Mother's Baked Lasagna
This looks more complicated than it is. But who doesn’t want a fabulous lasagna every now and then. Dive in and you’ll enjoy the rewards.
ingredients
- 1/2 lb, Ground Beef
- 1/2 lb, Italian Sausage
- 1/3 c, Onion, Chopped
- 1/4 teaspoon, Garlic Powder
- 4 T, Parsley
- 1/2 c, Water
- 1/4 c, Salad Oil
- 3 teaspoons, Oregano
- 1 1/2 teaspoons, Basil
- 3 teaspoons, Salt
- 1/4 teaspoon, Pepper
- 1/8 teaspoon, Red Pepper
- 1 teaspoon, Garlic Powder
- 2 T, Parmesan Cheese
- 12 oz, Tomato Paste
- 16 oz, Tomato Sause
- 1 lb, Sliced Mozzarella
- 1 lb, Lasagna Noodles
- 1 c, Parmesan Cheese
directions
- 1
In a skillet brown both meats, drain and remove grease and set aside.
- 2
Saute the chopped onion and parsley, then cook until tender.
- 3
Add: water, oil, oregano, basil, salt both peppers and garlic powder, parmesan, tomato paste and tomato sauce. Add the meat into the sauce mixture and bring to a boil.

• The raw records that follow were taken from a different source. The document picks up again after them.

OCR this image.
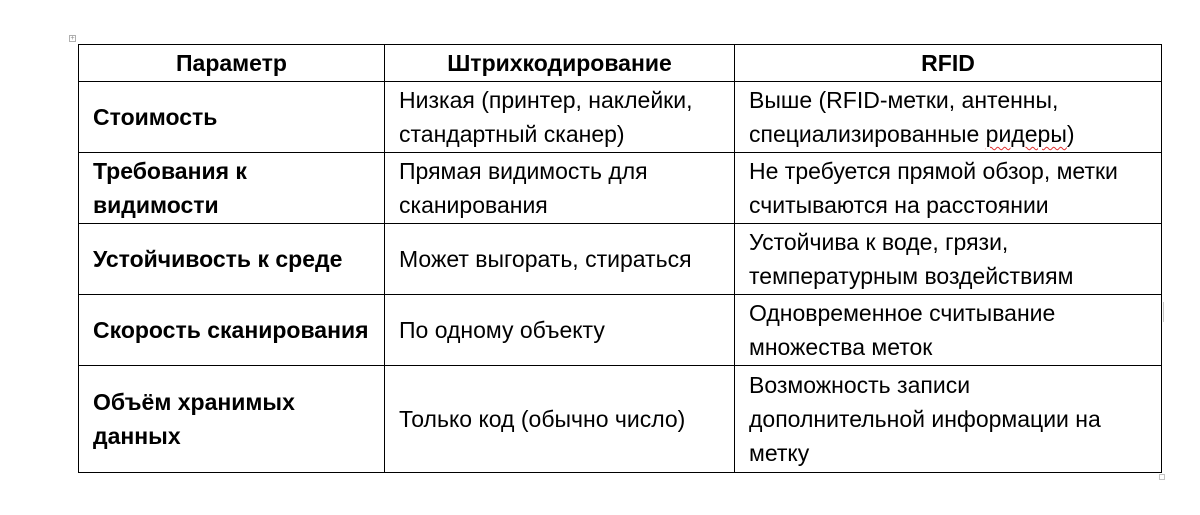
+
Параметр	Штрихкодирование	RFID
Стоимость	Низкая (принтер, наклейки, стандартный сканер)	Выше (RFID-метки, антенны, специализированные ридеры)
Требования к видимости	Прямая видимость для сканирования	Не требуется прямой обзор, метки считываются на расстоянии
Устойчивость к среде	Может выгорать, стираться	Устойчива к воде, грязи, температурным воздействиям
Скорость сканирования	По одному объекту	Одновременное считывание множества меток
Объём хранимых данных	Только код (обычно число)	Возможность записи дополнительной информации на метку
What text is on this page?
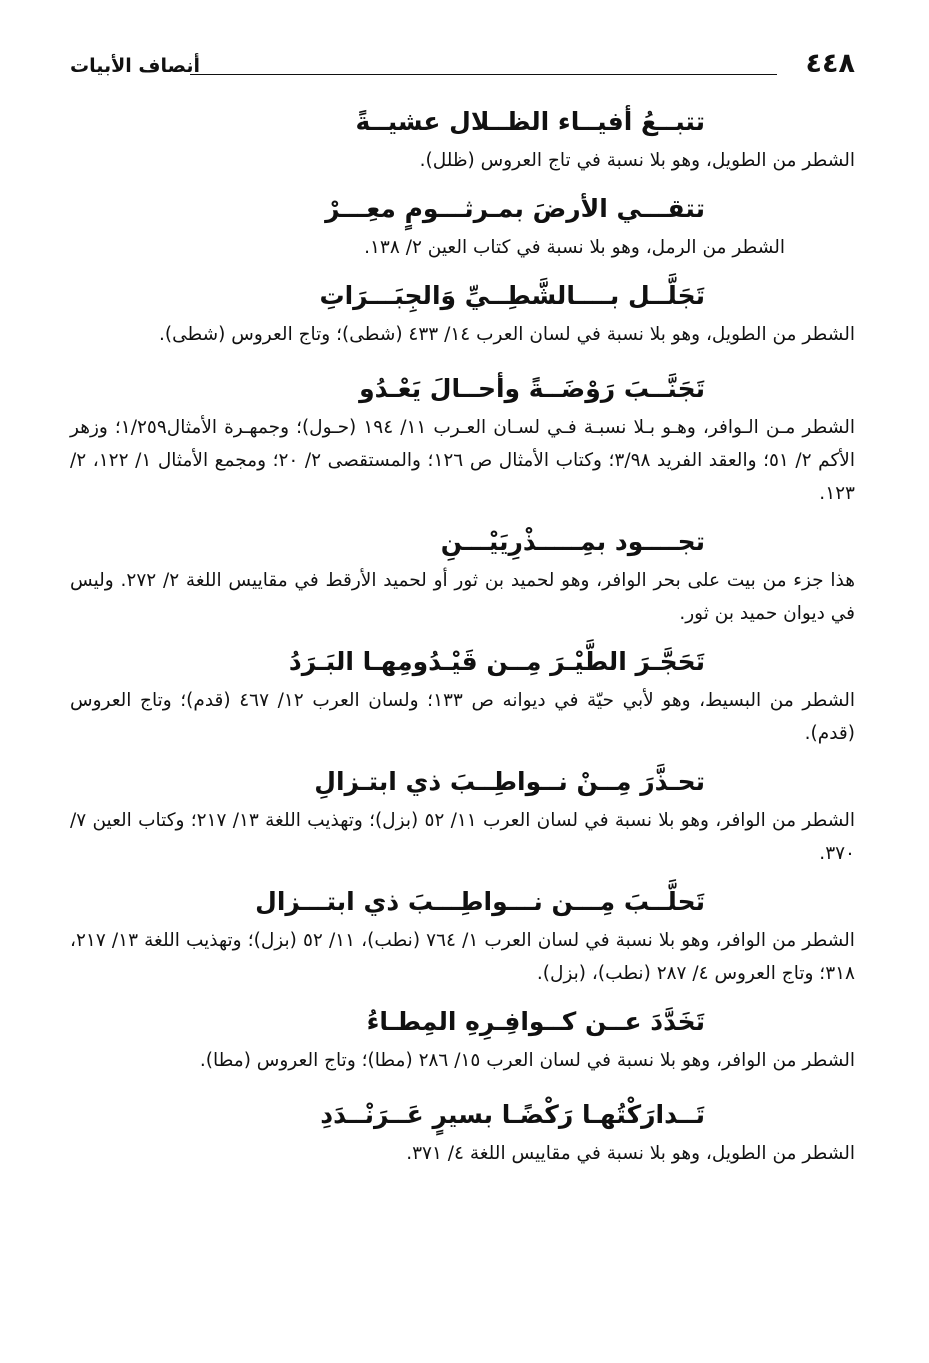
٤٤٨
أنصاف الأبيات
تتبــعُ أفيــاء الظــلال عشيــةً

الشطر من الطويل، وهو بلا نسبة في تاج العروس (ظلل).

تتقـــي الأرضَ بمـرثـــومٍ معِـــرْ

الشطر من الرمل، وهو بلا نسبة في كتاب العين ٢/ ١٣٨.

تَجَلَّــل بــــالشَّطِــيِّ وَالجِبَـــرَاتِ

الشطر من الطويل، وهو بلا نسبة في لسان العرب ١٤/ ٤٣٣ (شطى)؛ وتاج العروس (شطى).

تَجَنَّــبَ رَوْضَــةً وأحــالَ يَعْـدُو

الشطر مـن الـوافر، وهـو بـلا نسبـة فـي لسـان العـرب ١١/ ١٩٤ (حـول)؛ وجمهـرة الأمثال١/٢٥٩؛ وزهر الأكم ٢/ ٥١؛ والعقد الفريد ٣/٩٨؛ وكتاب الأمثال ص ١٢٦؛ والمستقصى ٢/ ٢٠؛ ومجمع الأمثال ١/ ١٢٢، ٢/ ١٢٣.

تجــــود بمِـــــذْرِيَيْـــنِ

هذا جزء من بيت على بحر الوافر، وهو لحميد بن ثور أو لحميد الأرقط في مقاييس اللغة ٢/ ٢٧٢. وليس في ديوان حميد بن ثور.

تَحَجَّـرَ الطَّيْـرَ مِــن قَيْـدُومِهـا البَـرَدُ

الشطر من البسيط، وهو لأبي حيّة في ديوانه ص ١٣٣؛ ولسان العرب ١٢/ ٤٦٧ (قدم)؛ وتاج العروس (قدم).

تحـذَّرَ مِــنْ نــواطِــبَ ذي ابتـزالِ

الشطر من الوافر، وهو بلا نسبة في لسان العرب ١١/ ٥٢ (بزل)؛ وتهذيب اللغة ١٣/ ٢١٧؛ وكتاب العين ٧/ ٣٧٠.

تَحلَّــبَ مِـــن نـــواطِـــبَ ذي ابتـــزال

الشطر من الوافر، وهو بلا نسبة في لسان العرب ١/ ٧٦٤ (نطب)، ١١/ ٥٢ (بزل)؛ وتهذيب اللغة ١٣/ ٢١٧، ٣١٨؛ وتاج العروس ٤/ ٢٨٧ (نطب)، (بزل).

تَخَدَّدَ عــن كــوافِـرِهِ المِطـاءُ

الشطر من الوافر، وهو بلا نسبة في لسان العرب ١٥/ ٢٨٦ (مطا)؛ وتاج العروس (مطا).

تَــدارَكْتُهـا رَكْضًـا بسيرٍ عَــرَنْــدَدِ

الشطر من الطويل، وهو بلا نسبة في مقاييس اللغة ٤/ ٣٧١.
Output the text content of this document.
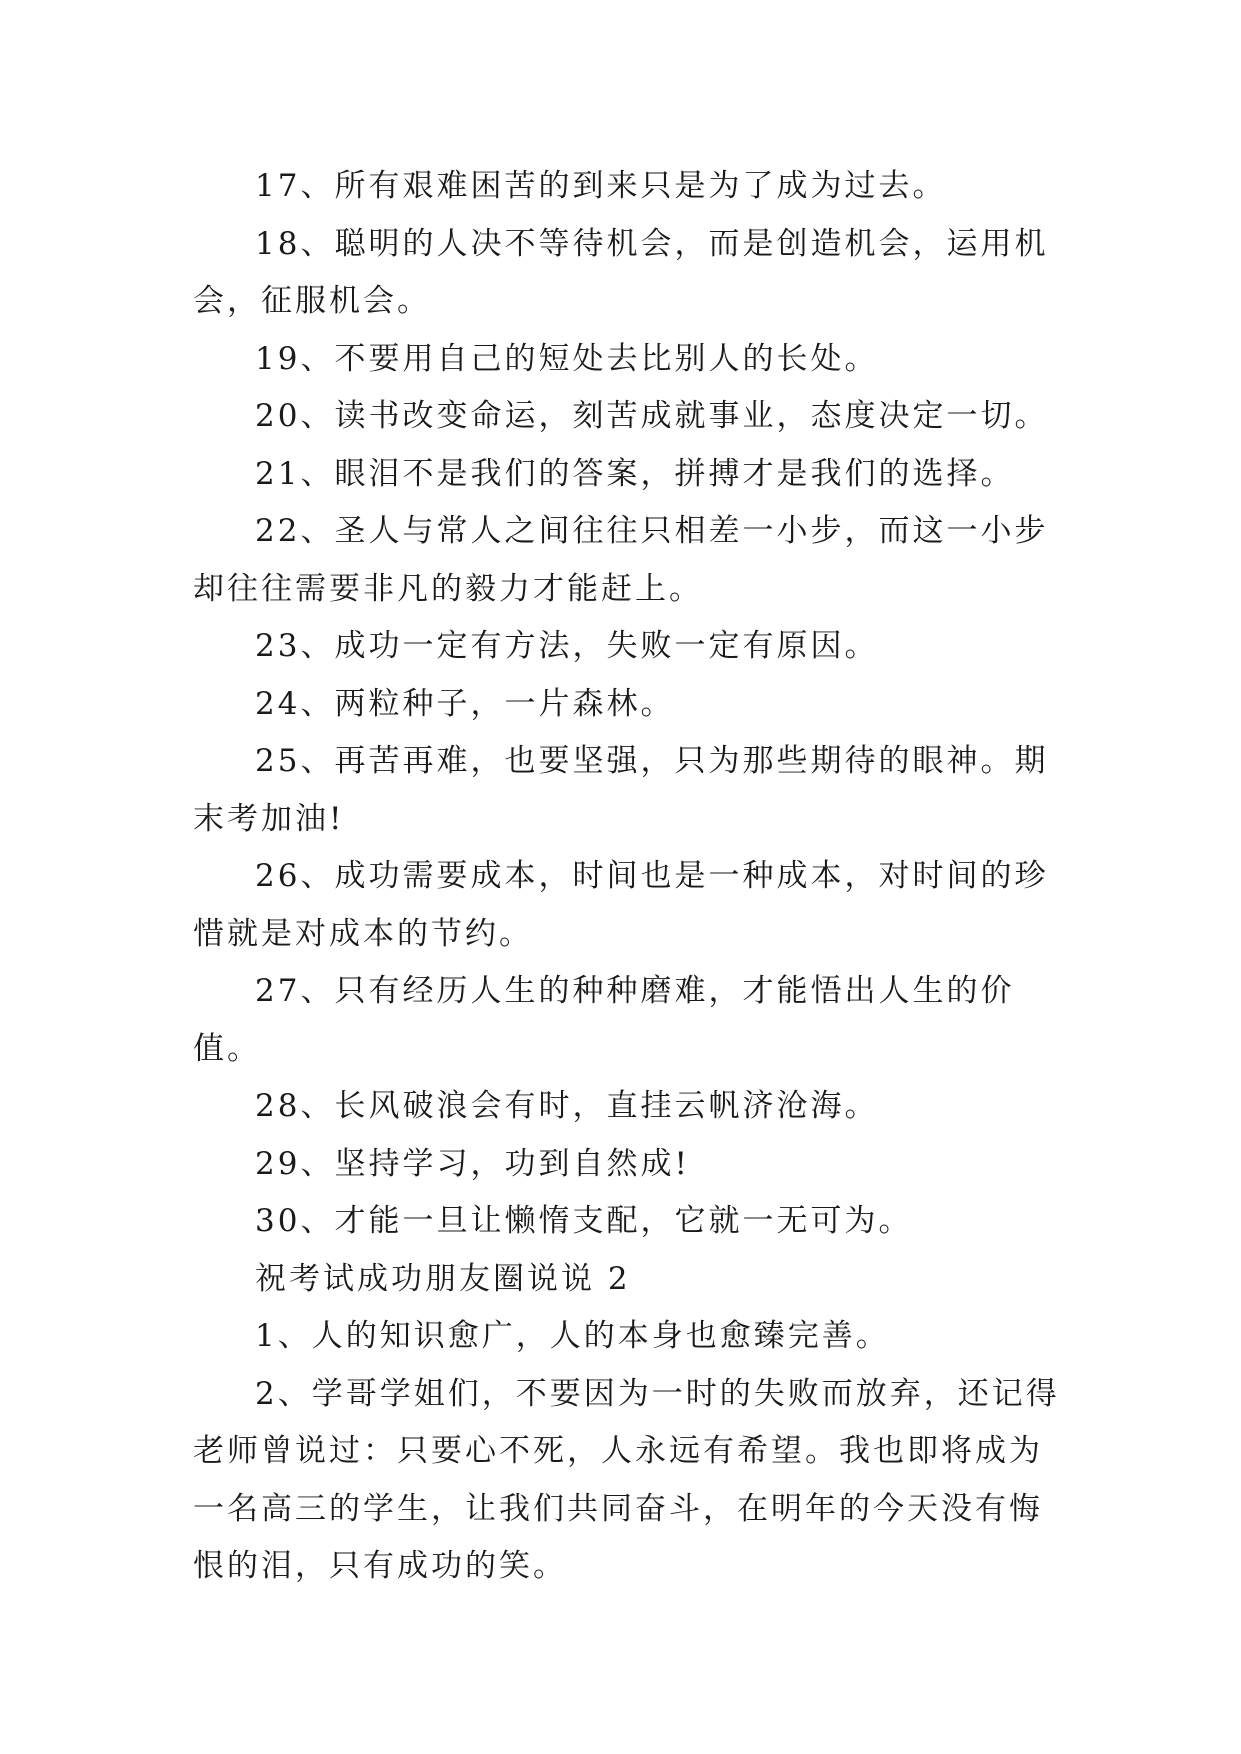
17、所有艰难困苦的到来只是为了成为过去。

18、聪明的人决不等待机会，而是创造机会，运用机会，征服机会。

19、不要用自己的短处去比别人的长处。

20、读书改变命运，刻苦成就事业，态度决定一切。

21、眼泪不是我们的答案，拼搏才是我们的选择。

22、圣人与常人之间往往只相差一小步，而这一小步却往往需要非凡的毅力才能赶上。

23、成功一定有方法，失败一定有原因。

24、两粒种子，一片森林。

25、再苦再难，也要坚强，只为那些期待的眼神。期末考加油!

26、成功需要成本，时间也是一种成本，对时间的珍惜就是对成本的节约。

27、只有经历人生的种种磨难，才能悟出人生的价值。

28、长风破浪会有时，直挂云帆济沧海。

29、坚持学习，功到自然成!

30、才能一旦让懒惰支配，它就一无可为。

祝考试成功朋友圈说说 2

1、人的知识愈广，人的本身也愈臻完善。

2、学哥学姐们，不要因为一时的失败而放弃，还记得老师曾说过：只要心不死，人永远有希望。我也即将成为一名高三的学生，让我们共同奋斗，在明年的今天没有悔恨的泪，只有成功的笑。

Reduce heat and simmer uncovered for 1 1/2 hours, stirring occasionally.
- 4
Lightly grease a casserole dish.
- 5
Boil 1/2 package of noodles just slightly. Drain off water and then rinse in cold water.
- 6
Begin layering in your pan, noodles, then mozzerella, sauce, then parmesan. Repeat layers until full, top with sauce and mozzerella.
- 7
Bake at 350° for 30-35 minutes or until bubbly.
- 8
Let the lasagna stand for 10 minutes before serving.
notes
You can make the sauce the day before for quick assembly. This is also a freezable dinner. Do not bake the lasagna, cool it down, cover and freeze for a fast dinner. Throw it in the oven frozen and increase your cooking time. Cook until bubbly.